Today, I would like to address the tragedy of many of those who DID make it back home. Many are physically broken. We see them with artificial limbs, disfiguring scars and hear about brain injuries that will never heal and may get worse over time. Many of them have invisible injuries - aches and pains from poorly healed or injured bones, diseases foreign to our country. And we learn of veterans with emotional injuries. They too may never heal and their wounds can get worse with time.
There has been a great deal of recent attention focused on veteran’s treatment. Problems with healthcare, student loans and a shortage of job opportunities are now subjects of intense scrutiny by the press. As time passes our nation will face new tragedies and new concerns. Attention will be directed elsewhere, but our responsibilities for veterans will continue. The question remains whether our commitment will match our responsibilities.
Here are some things I would like you to remember. The U.S. government is still paying a pension to a widow of a Civil War veteran - a war ended that 146 years ago. We are still paying hundreds of pensions to wives of World War I veterans – a war that ended 96 years ago. There are now 1.2 million WWII vets a war that ended 61 years ago. There are 2 million Korean War vets, who served 61 years ago. There are 7.3 million Vietnam vets and 6.5 million vets from the time of the Gulf War until Iraq and Afghanistan today. All told, there are now 21 million veterans among us and many will need continuing care far into the future.
Eventually, today’s young, muscular vets who we see skiing and running marathons will grow older and need even more care than they do now. Those with emotional wounds will bear the consequence of fear, anxiety and loss for the rest of their lives.

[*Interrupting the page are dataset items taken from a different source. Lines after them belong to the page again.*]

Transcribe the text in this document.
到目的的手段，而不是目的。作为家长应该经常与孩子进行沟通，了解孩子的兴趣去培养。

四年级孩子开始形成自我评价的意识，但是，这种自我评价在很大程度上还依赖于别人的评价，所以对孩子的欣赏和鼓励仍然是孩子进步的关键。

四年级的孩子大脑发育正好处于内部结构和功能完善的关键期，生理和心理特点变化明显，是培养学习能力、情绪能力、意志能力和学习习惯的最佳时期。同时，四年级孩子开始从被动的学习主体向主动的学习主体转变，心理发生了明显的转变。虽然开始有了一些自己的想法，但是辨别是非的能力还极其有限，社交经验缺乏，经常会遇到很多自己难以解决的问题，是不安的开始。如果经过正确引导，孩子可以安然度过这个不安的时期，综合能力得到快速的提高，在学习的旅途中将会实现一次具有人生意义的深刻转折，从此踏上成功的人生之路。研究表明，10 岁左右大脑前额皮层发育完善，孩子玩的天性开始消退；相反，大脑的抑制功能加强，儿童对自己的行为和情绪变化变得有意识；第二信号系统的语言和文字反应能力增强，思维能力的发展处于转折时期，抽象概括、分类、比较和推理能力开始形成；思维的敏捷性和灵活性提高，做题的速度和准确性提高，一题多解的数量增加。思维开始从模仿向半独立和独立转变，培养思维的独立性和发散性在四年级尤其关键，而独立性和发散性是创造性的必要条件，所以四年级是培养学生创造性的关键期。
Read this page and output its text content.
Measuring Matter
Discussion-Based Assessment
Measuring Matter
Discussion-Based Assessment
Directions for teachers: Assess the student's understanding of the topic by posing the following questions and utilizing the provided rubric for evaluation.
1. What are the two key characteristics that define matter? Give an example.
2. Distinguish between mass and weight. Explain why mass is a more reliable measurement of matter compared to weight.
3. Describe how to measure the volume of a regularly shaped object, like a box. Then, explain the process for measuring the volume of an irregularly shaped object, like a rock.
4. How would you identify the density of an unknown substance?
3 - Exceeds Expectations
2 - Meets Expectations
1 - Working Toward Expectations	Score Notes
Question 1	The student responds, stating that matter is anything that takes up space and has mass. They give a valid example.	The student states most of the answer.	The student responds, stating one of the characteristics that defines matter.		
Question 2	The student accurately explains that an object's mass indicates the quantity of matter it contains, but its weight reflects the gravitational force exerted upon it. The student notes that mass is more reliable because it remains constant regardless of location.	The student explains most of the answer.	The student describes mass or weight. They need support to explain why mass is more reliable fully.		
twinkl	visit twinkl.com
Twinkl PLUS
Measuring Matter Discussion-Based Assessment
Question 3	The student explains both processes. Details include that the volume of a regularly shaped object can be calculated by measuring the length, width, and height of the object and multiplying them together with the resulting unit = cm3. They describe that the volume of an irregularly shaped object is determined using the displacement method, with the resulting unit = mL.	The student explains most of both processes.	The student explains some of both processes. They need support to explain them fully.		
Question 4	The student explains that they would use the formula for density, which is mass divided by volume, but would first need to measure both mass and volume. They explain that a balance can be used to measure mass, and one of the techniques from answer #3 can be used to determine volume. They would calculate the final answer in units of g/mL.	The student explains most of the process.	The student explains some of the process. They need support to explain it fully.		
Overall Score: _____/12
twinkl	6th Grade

To me the most shocking statistic is that veterans constitute only 6% of the total U.S. population yet veterans commit 20 percent of the nation’s suicides. On average, 22 veterans commit suicide daily. And tonight, 58,000 veterans will go to sleep homeless. Of them 12,700 will be veterans of Iraq and Afghanistan.
It has become popular to thank veterans for their service and speaking as a vet, it is appreciated. What will be even more appreciated will be a lifetime of care for the men and women, damaged in body and spirit, throughout their lives, as a tribute to, and in the memory of, those who never returned.
Henry Bassman has written about high-technology and medical technology (biotechnology, medical devices and healthcare issues) for more than 40 years. He retired from AT&T, served in the U.S. Army where he became a captain and worked for ABC News. He is now affiliated with a small investment bank. Articles by Henry can be seen on ABCNews.com and other business Web sites. Henry has lived in Summit, NJ for 37 years and has been married for more than 40 years. He has three daughters who graduated from Summit High School.